Christmas came early for many — but not for all — when Gov. David Ige announced his $13 billion supplemental budget Monday.
It includes $160 million to rebuild the Hawaii State Hospital in Kaneohe, $179 million for improvements to airports in Kona and Honolulu and $161 million for affordable housing.
The governor also wants $164 million for post-employment benefits for state workers and retirees — also known as unfunded liabilities or other post-employment benefits. There is $30 million for “heat abatement” in public schools and $35 million for a new classroom building at Campbell High School in Ewa Beach.
All told, the governor asked for $248 million in support for education while acknowledging “a lot more needs to be done.” (Asked why he wasn’t proposing to spend more on the Department of Education, Ige replied, “Are you willing to pay increased taxes?”)
Ige’s budget also includes $1.8 billion for construction projects.
Gov. David Ige says Hawaii must continue to live within its means.
Additionally, the budget contains more than $9 million for homeless programs, including $2.2 million “to keep public spaces public” — that is, to help the state clear state lands where homeless people congregate.
Ige said the budget makes good on the promise he made to the people of Hawaii when he was running for governor last year: “to get our government house in order, honor our obligations and commitments and act to improve the lives of Hawaii’s people. The budget I am submitting this year keeps that promise.”

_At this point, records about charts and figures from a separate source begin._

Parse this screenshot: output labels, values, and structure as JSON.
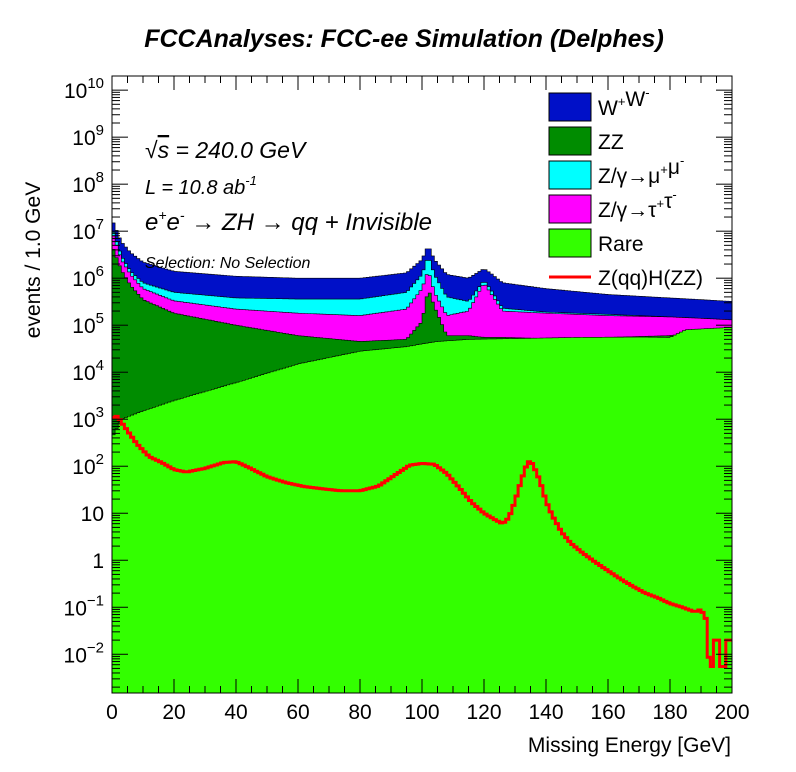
{
  "chart_data": {
    "type": "area",
    "title": "FCCAnalyses: FCC-ee Simulation (Delphes)",
    "xlabel": "Missing Energy [GeV]",
    "ylabel": "events / 1.0 GeV",
    "xlim": [
      0,
      200
    ],
    "ylim": [
      0.0015,
      20000000000
    ],
    "yscale": "log",
    "grid": false,
    "legend_position": "top-right",
    "stacked": true,
    "x_ticks": [
      "0",
      "20",
      "40",
      "60",
      "80",
      "100",
      "120",
      "140",
      "160",
      "180",
      "200"
    ],
    "y_ticks": [
      {
        "value": 0.01,
        "base": "10",
        "exp": "−2"
      },
      {
        "value": 0.1,
        "base": "10",
        "exp": "−1"
      },
      {
        "value": 1,
        "base": "1",
        "exp": ""
      },
      {
        "value": 10,
        "base": "10",
        "exp": ""
      },
      {
        "value": 100,
        "base": "10",
        "exp": "2"
      },
      {
        "value": 1000,
        "base": "10",
        "exp": "3"
      },
      {
        "value": 10000,
        "base": "10",
        "exp": "4"
      },
      {
        "value": 100000,
        "base": "10",
        "exp": "5"
      },
      {
        "value": 1000000,
        "base": "10",
        "exp": "6"
      },
      {
        "value": 10000000,
        "base": "10",
        "exp": "7"
      },
      {
        "value": 100000000,
        "base": "10",
        "exp": "8"
      },
      {
        "value": 1000000000,
        "base": "10",
        "exp": "9"
      },
      {
        "value": 10000000000,
        "base": "10",
        "exp": "10"
      }
    ],
    "stack_order": [
      "Rare",
      "ZZ",
      "Z/γ→τ+τ-",
      "Z/γ→μ+μ-",
      "W+W-"
    ],
    "series": [
      {
        "name": "W+W-",
        "legend": {
          "base": "W",
          "sup1": "+",
          "mid": "W",
          "sup2": "-"
        },
        "color": "#0010c8",
        "kind": "stack",
        "points": [
          [
            0,
            18000000.0
          ],
          [
            3,
            6000000.0
          ],
          [
            6,
            3500000.0
          ],
          [
            10,
            2200000.0
          ],
          [
            20,
            1400000.0
          ],
          [
            40,
            1100000.0
          ],
          [
            60,
            1000000.0
          ],
          [
            80,
            1000000.0
          ],
          [
            95,
            1300000.0
          ],
          [
            100,
            2500000.0
          ],
          [
            102,
            5000000.0
          ],
          [
            104,
            2500000.0
          ],
          [
            108,
            1200000.0
          ],
          [
            115,
            1000000.0
          ],
          [
            120,
            1600000.0
          ],
          [
            122,
            1300000.0
          ],
          [
            126,
            800000.0
          ],
          [
            140,
            600000.0
          ],
          [
            160,
            450000.0
          ],
          [
            180,
            380000.0
          ],
          [
            190,
            350000.0
          ],
          [
            200,
            320000.0
          ]
        ]
      },
      {
        "name": "Z/γ→μ+μ-",
        "legend": {
          "base": "Z/γ→μ",
          "sup1": "+",
          "mid": "μ",
          "sup2": "-"
        },
        "color": "#00ffff",
        "kind": "stack",
        "points": [
          [
            0,
            12000000.0
          ],
          [
            3,
            3000000.0
          ],
          [
            6,
            1400000.0
          ],
          [
            10,
            800000.0
          ],
          [
            20,
            500000.0
          ],
          [
            40,
            380000.0
          ],
          [
            60,
            360000.0
          ],
          [
            80,
            360000.0
          ],
          [
            95,
            500000.0
          ],
          [
            100,
            1200000.0
          ],
          [
            102,
            3000000.0
          ],
          [
            104,
            1200000.0
          ],
          [
            108,
            400000.0
          ],
          [
            115,
            320000.0
          ],
          [
            120,
            900000.0
          ],
          [
            122,
            600000.0
          ],
          [
            126,
            230000.0
          ],
          [
            140,
            190000.0
          ],
          [
            160,
            170000.0
          ],
          [
            180,
            150000.0
          ],
          [
            190,
            140000.0
          ],
          [
            200,
            130000.0
          ]
        ]
      },
      {
        "name": "Z/γ→τ+τ-",
        "legend": {
          "base": "Z/γ→τ",
          "sup1": "+",
          "mid": "τ",
          "sup2": "-"
        },
        "color": "#ff00ff",
        "kind": "stack",
        "points": [
          [
            0,
            10000000.0
          ],
          [
            3,
            2500000.0
          ],
          [
            6,
            1200000.0
          ],
          [
            10,
            600000.0
          ],
          [
            20,
            330000.0
          ],
          [
            40,
            220000.0
          ],
          [
            60,
            180000.0
          ],
          [
            80,
            160000.0
          ],
          [
            95,
            220000.0
          ],
          [
            100,
            600000.0
          ],
          [
            102,
            1500000.0
          ],
          [
            104,
            500000.0
          ],
          [
            108,
            160000.0
          ],
          [
            115,
            200000.0
          ],
          [
            120,
            800000.0
          ],
          [
            122,
            500000.0
          ],
          [
            126,
            200000.0
          ],
          [
            140,
            180000.0
          ],
          [
            160,
            160000.0
          ],
          [
            180,
            150000.0
          ],
          [
            190,
            140000.0
          ],
          [
            200,
            130000.0
          ]
        ]
      },
      {
        "name": "ZZ",
        "legend": {
          "base": "ZZ",
          "sup1": "",
          "mid": "",
          "sup2": ""
        },
        "color": "#008c00",
        "kind": "stack",
        "points": [
          [
            0,
            5000000.0
          ],
          [
            3,
            1500000.0
          ],
          [
            6,
            700000.0
          ],
          [
            10,
            350000.0
          ],
          [
            20,
            180000.0
          ],
          [
            40,
            100000.0
          ],
          [
            60,
            60000.0
          ],
          [
            80,
            45000.0
          ],
          [
            95,
            50000.0
          ],
          [
            100,
            120000.0
          ],
          [
            102,
            600000.0
          ],
          [
            104,
            250000.0
          ],
          [
            108,
            60000.0
          ],
          [
            115,
            60000.0
          ],
          [
            120,
            55000.0
          ],
          [
            126,
            55000.0
          ],
          [
            140,
            52000.0
          ],
          [
            160,
            55000.0
          ],
          [
            180,
            60000.0
          ],
          [
            190,
            70000.0
          ],
          [
            200,
            90000.0
          ]
        ]
      },
      {
        "name": "Rare",
        "legend": {
          "base": "Rare",
          "sup1": "",
          "mid": "",
          "sup2": ""
        },
        "color": "#33ff00",
        "kind": "stack",
        "points": [
          [
            0,
            400
          ],
          [
            3,
            1000.0
          ],
          [
            10,
            1500.0
          ],
          [
            20,
            2500.0
          ],
          [
            40,
            6000.0
          ],
          [
            60,
            15000.0
          ],
          [
            80,
            28000.0
          ],
          [
            95,
            35000.0
          ],
          [
            100,
            40000.0
          ],
          [
            105,
            45000.0
          ],
          [
            115,
            50000.0
          ],
          [
            130,
            52000.0
          ],
          [
            150,
            55000.0
          ],
          [
            170,
            56000.0
          ],
          [
            180,
            55000.0
          ],
          [
            185,
            80000.0
          ],
          [
            200,
            90000.0
          ]
        ]
      },
      {
        "name": "Z(qq)H(ZZ)",
        "legend": {
          "base": "Z(qq)H(ZZ)",
          "sup1": "",
          "mid": "",
          "sup2": ""
        },
        "color": "#ff0000",
        "kind": "line",
        "points": [
          [
            0,
            1000
          ],
          [
            1,
            1200
          ],
          [
            2,
            1100
          ],
          [
            4,
            700
          ],
          [
            8,
            300
          ],
          [
            12,
            160
          ],
          [
            16,
            120
          ],
          [
            20,
            85
          ],
          [
            24,
            75
          ],
          [
            30,
            90
          ],
          [
            36,
            120
          ],
          [
            40,
            125
          ],
          [
            44,
            95
          ],
          [
            50,
            60
          ],
          [
            56,
            45
          ],
          [
            62,
            37
          ],
          [
            68,
            33
          ],
          [
            74,
            30
          ],
          [
            80,
            30
          ],
          [
            86,
            38
          ],
          [
            92,
            70
          ],
          [
            96,
            105
          ],
          [
            100,
            115
          ],
          [
            104,
            110
          ],
          [
            108,
            70
          ],
          [
            112,
            35
          ],
          [
            116,
            17
          ],
          [
            120,
            10
          ],
          [
            124,
            7
          ],
          [
            126,
            6
          ],
          [
            128,
            8
          ],
          [
            130,
            18
          ],
          [
            132,
            50
          ],
          [
            134,
            120
          ],
          [
            135,
            130
          ],
          [
            136,
            100
          ],
          [
            138,
            50
          ],
          [
            140,
            18
          ],
          [
            142,
            9
          ],
          [
            145,
            4
          ],
          [
            148,
            2.3
          ],
          [
            152,
            1.4
          ],
          [
            156,
            0.9
          ],
          [
            160,
            0.6
          ],
          [
            164,
            0.4
          ],
          [
            168,
            0.28
          ],
          [
            172,
            0.2
          ],
          [
            176,
            0.16
          ],
          [
            180,
            0.12
          ],
          [
            184,
            0.1
          ],
          [
            188,
            0.08
          ],
          [
            190,
            0.09
          ],
          [
            192,
            0.05
          ],
          [
            193,
            0.0015
          ],
          [
            194,
            0.02
          ],
          [
            196,
            0.02
          ],
          [
            197,
            0.0015
          ],
          [
            198,
            0.02
          ],
          [
            200,
            0.02
          ]
        ]
      }
    ],
    "annotations": {
      "sqrt_s": {
        "prefix": "√",
        "over": "s",
        "suffix": " = 240.0 GeV"
      },
      "lumi": {
        "main": "L = 10.8 ab",
        "sup": "-1"
      },
      "process": {
        "p1": "e",
        "p1sup": "+",
        "p2": "e",
        "p2sup": "-",
        "rest": " → ZH → qq + Invisible"
      },
      "selection": "Selection: No Selection"
    }
  }
}
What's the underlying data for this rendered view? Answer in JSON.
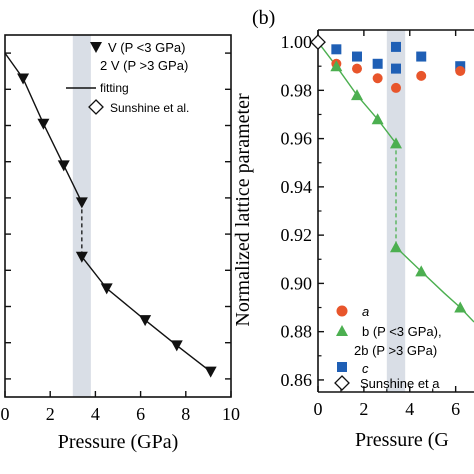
{
  "chart_data": [
    {
      "type": "scatter",
      "panel_label": "",
      "xlabel": "Pressure (GPa)",
      "ylabel": "",
      "xlim": [
        0,
        10
      ],
      "xticks": [
        "0",
        "2",
        "4",
        "6",
        "8",
        "10"
      ],
      "ylim": [
        0.62,
        1.02
      ],
      "legend_position": "top-right",
      "legend": {
        "series1_label": "V (P <3 GPa)",
        "series2_label": "2 V (P >3 GPa)",
        "fit_label": "fitting",
        "ref_label": "Sunshine et al."
      },
      "shaded_band": [
        3.0,
        3.8
      ],
      "series": [
        {
          "marker": "triangle-down",
          "x": [
            0.0,
            0.8,
            1.7,
            2.6,
            3.4,
            3.4,
            4.5,
            6.2,
            7.6,
            9.1
          ],
          "y": [
            1.0,
            0.972,
            0.922,
            0.876,
            0.835,
            0.775,
            0.74,
            0.705,
            0.677,
            0.648
          ]
        }
      ],
      "fit_line": {
        "segment1": {
          "x": [
            0.0,
            0.8,
            1.7,
            2.6,
            3.4
          ],
          "y": [
            1.0,
            0.972,
            0.922,
            0.876,
            0.835
          ]
        },
        "segment2": {
          "x": [
            3.4,
            4.5,
            6.2,
            7.6,
            9.1
          ],
          "y": [
            0.775,
            0.74,
            0.705,
            0.677,
            0.648
          ]
        }
      }
    },
    {
      "type": "scatter",
      "panel_label": "(b)",
      "xlabel": "Pressure (G",
      "ylabel": "Normalized lattice parameter",
      "xlim": [
        0,
        6.8
      ],
      "xticks": [
        "0",
        "2",
        "4",
        "6"
      ],
      "ylim": [
        0.855,
        1.005
      ],
      "yticks": [
        "0.86",
        "0.88",
        "0.90",
        "0.92",
        "0.94",
        "0.96",
        "0.98",
        "1.00"
      ],
      "legend_position": "bottom-right",
      "legend": {
        "a_label": "a",
        "b1_label": "b (P <3 GPa),",
        "b2_label": "2b (P >3 GPa)",
        "c_label": "c",
        "ref_label": "Sunshine et a"
      },
      "shaded_band": [
        3.0,
        3.8
      ],
      "colors": {
        "a": "#e8552b",
        "b": "#4caf50",
        "c": "#1f5fb5"
      },
      "series": [
        {
          "name": "a",
          "marker": "circle",
          "x": [
            0.8,
            1.7,
            2.6,
            3.4,
            4.5,
            6.2
          ],
          "y": [
            0.991,
            0.989,
            0.985,
            0.981,
            0.986,
            0.988
          ]
        },
        {
          "name": "b",
          "marker": "triangle-up",
          "x": [
            0.8,
            1.7,
            2.6,
            3.4,
            3.4,
            4.5,
            6.2
          ],
          "y": [
            0.99,
            0.978,
            0.968,
            0.958,
            0.915,
            0.905,
            0.89
          ]
        },
        {
          "name": "c",
          "marker": "square",
          "x": [
            0.8,
            1.7,
            2.6,
            3.4,
            4.5,
            6.2
          ],
          "y": [
            0.997,
            0.994,
            0.991,
            0.998,
            0.994,
            0.99
          ]
        }
      ],
      "ref_point": {
        "x": 0.0,
        "y": 1.0
      },
      "extra_points": {
        "c": {
          "x": [
            3.4
          ],
          "y": [
            0.989
          ]
        }
      },
      "fit_line": {
        "segment1": {
          "x": [
            0.0,
            0.8,
            1.7,
            2.6,
            3.4
          ],
          "y": [
            1.0,
            0.99,
            0.978,
            0.968,
            0.958
          ]
        },
        "segment2": {
          "x": [
            3.4,
            4.5,
            5.5,
            6.2,
            6.8
          ],
          "y": [
            0.915,
            0.905,
            0.896,
            0.89,
            0.884
          ]
        }
      }
    }
  ]
}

But there weren’t many gifts in Ige’s big bag for the University of Hawaii, which won’t see an additional $3 million that school officials had requested to offset a deficit in the Athletics Department.
Still, it wasn’t exactly a lump of coal in a stocking, either. UH would get $4 million for the Cancer Center and $60 million in capital improvement project funds for renewal and deferred maintenance at campuses statewide.
Legislators staffers joined reporters for the governor’s budget presentation.
Cory Lum/Civil Beat
Ige said his supplemental budget represented “targeted changes” to the two-year, $26 billion budget that was approved last May.
“We are focused on areas where government can make a real difference in the lives of Hawaii’s citizens,” he said at a news conference at the Capitol with Budget and Finance Director Wes Machida at his side.
Among the budget items still to be determined are the costs to the state to absorb the defunct Hawaii Health Connector into the HealthCare.gov insurance coverage portal.
Nor is it clear how much the Legislature will need to provide the Department of Hawaiian Homelands. The First Circuit Court earlier this month said the state had failed to provide adequate funding and that DHHL should received at least $28 million in general funds this coming fiscal year. Ige said he was reviewing the decision with Attorney General Doug Chin.
The budget now goes to the House Finance Committee, which will begin hearing specific department budget requests Jan. 4 along with the Senate Ways and Means Committee.
Monday was the deadline for the governor to submit his budget to the Hawaii Legislature.
Cory Lum/Civil Beat
Finance Chair Rep.Sylvia Luke said Ige’s supplemental budget reflected “the tone” that she and Ige set when he was Ways and Means chair — “very cautious, still making investment in the future.”
She praised the governor for putting more money toward unfunded liabilities, for example, but said other items would require a closer look.
One would be the $160 million for the State Hospital. While pleased that the administration is committed to a new facility, Luke said it was “a huge amount” that calls for quicker work than the seven to eight years envisioned for the project.
Luke also was disappointed not to see a budget proposal for the Oahu Community Correctional Center, which she argued needs to be rebuilt somewhere else besides its current location in Kalihi. Ige said he’d have more to say about OCCC in his State of the State address next month.
Ways and Means Chair Sen. Jill Tokuda did not respond to a request for comment on the governor’s fiscal priorities.